The first Halo I ever finished was 2009’s real-time strategy affair Halo Wars. That has to be something you don’t often hear. Most players’ first brush with a series as monstrous as this is undoubtedly some core Halo spectacle viewed from behind the muzzle of an assault rifle, not highlighting a convoy of units in eagle eye as a stand-in, custodial god of war. It feels like a fitting way to measure my unusual relationship with Master Chief, the UNSC, Covenant and everything else that Halo is, so we’ll go with it.

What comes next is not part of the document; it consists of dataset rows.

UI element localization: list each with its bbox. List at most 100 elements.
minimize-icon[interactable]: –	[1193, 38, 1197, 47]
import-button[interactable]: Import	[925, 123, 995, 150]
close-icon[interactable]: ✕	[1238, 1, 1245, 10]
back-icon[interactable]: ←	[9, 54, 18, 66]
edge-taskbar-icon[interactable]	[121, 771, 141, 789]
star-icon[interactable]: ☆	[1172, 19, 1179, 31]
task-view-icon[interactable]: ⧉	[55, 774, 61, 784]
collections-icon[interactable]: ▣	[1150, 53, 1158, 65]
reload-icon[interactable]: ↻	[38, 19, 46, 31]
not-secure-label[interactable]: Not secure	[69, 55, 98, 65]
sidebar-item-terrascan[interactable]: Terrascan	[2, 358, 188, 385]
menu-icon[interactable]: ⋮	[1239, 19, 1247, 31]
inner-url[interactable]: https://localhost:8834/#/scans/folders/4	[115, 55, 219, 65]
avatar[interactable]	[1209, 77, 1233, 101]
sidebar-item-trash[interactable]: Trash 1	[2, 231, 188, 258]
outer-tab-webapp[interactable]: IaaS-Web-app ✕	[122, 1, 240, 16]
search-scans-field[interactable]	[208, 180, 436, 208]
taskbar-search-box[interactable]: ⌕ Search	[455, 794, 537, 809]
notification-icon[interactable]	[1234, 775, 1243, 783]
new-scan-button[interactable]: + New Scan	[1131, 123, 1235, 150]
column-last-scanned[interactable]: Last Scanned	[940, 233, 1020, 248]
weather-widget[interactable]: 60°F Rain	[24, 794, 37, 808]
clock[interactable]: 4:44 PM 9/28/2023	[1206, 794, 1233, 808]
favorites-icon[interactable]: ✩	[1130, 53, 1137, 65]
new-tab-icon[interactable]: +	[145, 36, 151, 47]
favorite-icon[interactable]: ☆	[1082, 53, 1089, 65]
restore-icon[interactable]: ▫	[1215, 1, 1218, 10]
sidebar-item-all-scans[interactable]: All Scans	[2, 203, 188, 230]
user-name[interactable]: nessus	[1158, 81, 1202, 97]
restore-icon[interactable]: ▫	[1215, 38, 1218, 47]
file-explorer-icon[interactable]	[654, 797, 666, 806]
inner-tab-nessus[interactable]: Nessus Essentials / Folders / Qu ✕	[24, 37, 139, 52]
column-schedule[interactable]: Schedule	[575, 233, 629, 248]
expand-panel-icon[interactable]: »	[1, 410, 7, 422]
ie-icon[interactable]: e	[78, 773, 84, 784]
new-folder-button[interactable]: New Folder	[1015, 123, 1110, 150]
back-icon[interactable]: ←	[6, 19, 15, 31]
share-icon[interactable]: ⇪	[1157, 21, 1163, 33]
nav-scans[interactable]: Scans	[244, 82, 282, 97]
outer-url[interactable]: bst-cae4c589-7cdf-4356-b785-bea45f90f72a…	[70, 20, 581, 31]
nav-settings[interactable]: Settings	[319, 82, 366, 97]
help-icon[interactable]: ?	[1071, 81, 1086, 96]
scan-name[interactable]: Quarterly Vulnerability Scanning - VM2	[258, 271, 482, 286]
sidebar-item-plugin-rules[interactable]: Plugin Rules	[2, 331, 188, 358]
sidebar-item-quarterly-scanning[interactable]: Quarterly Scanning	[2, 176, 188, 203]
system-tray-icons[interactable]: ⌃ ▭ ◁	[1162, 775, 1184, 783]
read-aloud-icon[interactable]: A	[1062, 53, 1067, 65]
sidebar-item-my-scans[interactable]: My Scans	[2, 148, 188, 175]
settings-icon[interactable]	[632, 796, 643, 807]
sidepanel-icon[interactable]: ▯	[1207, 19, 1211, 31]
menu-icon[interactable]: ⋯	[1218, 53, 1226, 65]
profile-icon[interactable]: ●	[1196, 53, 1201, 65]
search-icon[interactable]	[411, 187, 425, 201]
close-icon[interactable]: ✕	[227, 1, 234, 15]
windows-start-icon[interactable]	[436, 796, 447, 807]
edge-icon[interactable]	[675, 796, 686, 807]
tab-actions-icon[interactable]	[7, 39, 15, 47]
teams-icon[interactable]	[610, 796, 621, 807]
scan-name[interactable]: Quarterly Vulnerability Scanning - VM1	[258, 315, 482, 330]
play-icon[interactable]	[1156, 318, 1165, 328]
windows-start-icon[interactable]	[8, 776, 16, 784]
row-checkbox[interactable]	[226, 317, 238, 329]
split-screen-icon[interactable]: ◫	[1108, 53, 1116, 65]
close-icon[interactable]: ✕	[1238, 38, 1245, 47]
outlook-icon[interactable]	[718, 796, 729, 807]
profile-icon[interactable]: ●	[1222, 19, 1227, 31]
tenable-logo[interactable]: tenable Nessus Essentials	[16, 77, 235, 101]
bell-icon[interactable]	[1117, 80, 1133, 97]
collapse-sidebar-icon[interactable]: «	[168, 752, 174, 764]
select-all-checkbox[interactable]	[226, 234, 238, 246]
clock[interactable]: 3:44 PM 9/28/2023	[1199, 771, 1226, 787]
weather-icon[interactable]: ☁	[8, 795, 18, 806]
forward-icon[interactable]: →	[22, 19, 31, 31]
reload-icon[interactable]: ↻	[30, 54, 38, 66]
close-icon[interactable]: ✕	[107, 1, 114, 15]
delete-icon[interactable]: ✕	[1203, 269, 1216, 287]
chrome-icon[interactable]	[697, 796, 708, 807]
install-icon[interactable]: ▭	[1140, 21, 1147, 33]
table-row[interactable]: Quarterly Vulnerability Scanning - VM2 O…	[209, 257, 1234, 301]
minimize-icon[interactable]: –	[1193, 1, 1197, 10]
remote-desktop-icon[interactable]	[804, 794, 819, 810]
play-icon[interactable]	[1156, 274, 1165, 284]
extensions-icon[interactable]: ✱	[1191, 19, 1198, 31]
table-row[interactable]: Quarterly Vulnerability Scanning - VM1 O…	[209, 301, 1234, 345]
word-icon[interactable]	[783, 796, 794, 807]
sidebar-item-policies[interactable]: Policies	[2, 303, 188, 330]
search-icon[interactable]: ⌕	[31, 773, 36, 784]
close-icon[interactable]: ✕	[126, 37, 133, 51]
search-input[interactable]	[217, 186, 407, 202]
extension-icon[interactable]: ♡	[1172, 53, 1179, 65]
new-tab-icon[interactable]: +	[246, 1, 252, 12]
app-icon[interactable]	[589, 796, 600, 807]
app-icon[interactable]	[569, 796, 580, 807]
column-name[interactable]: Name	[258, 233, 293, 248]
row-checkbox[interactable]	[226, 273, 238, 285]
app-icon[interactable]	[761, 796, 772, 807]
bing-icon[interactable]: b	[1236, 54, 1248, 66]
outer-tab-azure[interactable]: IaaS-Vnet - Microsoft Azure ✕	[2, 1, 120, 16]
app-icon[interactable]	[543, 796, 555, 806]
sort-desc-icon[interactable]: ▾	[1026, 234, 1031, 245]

Somewhat ironically, Halo began from a strategic position, rather than being mapped from the outset as a shooter. The project evolved spiritually as a kind of outcropping from the clotted battlefields of Bungie’s 1997 tactical game Myth, trading a Braveheart aesthetic for more of a Starship Troopers vibe, and then rendering everything in anthill 3D. Even as a primitive vehicular prototype, emphasizing the physicality of the terrain, there wasn’t really anything that looked quite like it.
Its rise would be inevitable. In my early teens, a friend once showed me a few screens of some rudimentary marines riding a now-iconic buggy over a sweeping plain, talking about how this, not yet outside of Mac exclusivity, was going to be the next big thing. At least, that’s how I remember it.